El cuerpo no está construido así. Es una estructura miofascial en la que cada elemento interactúa con todos los demás, y necesita producir y controlar el movimiento en tres planos. ¿Merece entonces la pena entrenar en máquinas? Para quien equipa un gimnasio la respuesta honesta es sí, pero solo como parte de una mezcla. Estas son las ventajas reales, los límites reales y el aspecto que tiene un listado de equipamiento equilibrado.
Por qué las máquinas parecen la opción segura
Los socios se acercan a las máquinas porque son fáciles de usar. Un bastidor grande y sólido transmite seguridad y profesionalidad antes incluso de tocarlo. Cada máquina lleva una lámina que muestra el ejercicio y el grupo muscular que trabaja, de modo que un recién llegado puede empezar sin una sesión de iniciación y sin pedir ayuda a nadie. Para el gestor, eso significa poco coste de supervisión y una sala que nunca resulta intimidante.

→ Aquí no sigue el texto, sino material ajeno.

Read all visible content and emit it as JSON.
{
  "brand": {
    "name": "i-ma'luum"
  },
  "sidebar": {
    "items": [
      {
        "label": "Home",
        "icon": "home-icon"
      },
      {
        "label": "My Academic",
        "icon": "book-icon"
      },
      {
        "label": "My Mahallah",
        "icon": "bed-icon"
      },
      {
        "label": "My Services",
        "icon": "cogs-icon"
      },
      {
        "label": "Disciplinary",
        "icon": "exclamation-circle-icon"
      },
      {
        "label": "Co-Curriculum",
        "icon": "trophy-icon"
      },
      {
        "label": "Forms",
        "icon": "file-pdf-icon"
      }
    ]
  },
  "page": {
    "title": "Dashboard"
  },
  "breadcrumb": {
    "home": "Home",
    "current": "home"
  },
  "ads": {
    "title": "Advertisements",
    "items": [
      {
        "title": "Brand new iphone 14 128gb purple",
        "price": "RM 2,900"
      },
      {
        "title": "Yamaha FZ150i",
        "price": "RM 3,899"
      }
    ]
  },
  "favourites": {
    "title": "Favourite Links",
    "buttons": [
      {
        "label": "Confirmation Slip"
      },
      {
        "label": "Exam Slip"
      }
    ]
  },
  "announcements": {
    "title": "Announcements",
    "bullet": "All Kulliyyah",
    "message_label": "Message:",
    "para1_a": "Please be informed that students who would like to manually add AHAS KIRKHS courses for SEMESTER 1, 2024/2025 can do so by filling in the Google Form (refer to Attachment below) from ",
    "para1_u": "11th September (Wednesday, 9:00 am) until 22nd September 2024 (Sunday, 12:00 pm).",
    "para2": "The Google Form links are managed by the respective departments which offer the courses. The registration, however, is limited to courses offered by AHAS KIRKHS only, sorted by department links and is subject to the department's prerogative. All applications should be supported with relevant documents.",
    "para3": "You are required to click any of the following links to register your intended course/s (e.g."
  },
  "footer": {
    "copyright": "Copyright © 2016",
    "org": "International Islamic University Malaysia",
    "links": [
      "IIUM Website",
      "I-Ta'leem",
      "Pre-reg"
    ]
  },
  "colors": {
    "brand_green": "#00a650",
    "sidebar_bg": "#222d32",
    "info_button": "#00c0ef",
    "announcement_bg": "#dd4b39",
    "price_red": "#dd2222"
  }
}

Y esa es toda la lista de ventajas. Es una lista realmente útil, y explica por qué las máquinas de carga guiada siguen siendo la columna vertebral de la mayoría de gimnasios comerciales. Pero es una lista corta, y conviene saber exactamente dónde termina.
Dónde se agota el entrenamiento basado solo en el aislamiento
Cada máquina de la sala aísla el trabajo de un grupo muscular. Aislar no es perjudicial en sí mismo. La pregunta real es si el socio dispone de tiempo suficiente para dedicar al menos diez minutos a cada grupo muscular previsto para ese día, o si le convendrían más ejercicios que impliquen a varios grupos a la vez.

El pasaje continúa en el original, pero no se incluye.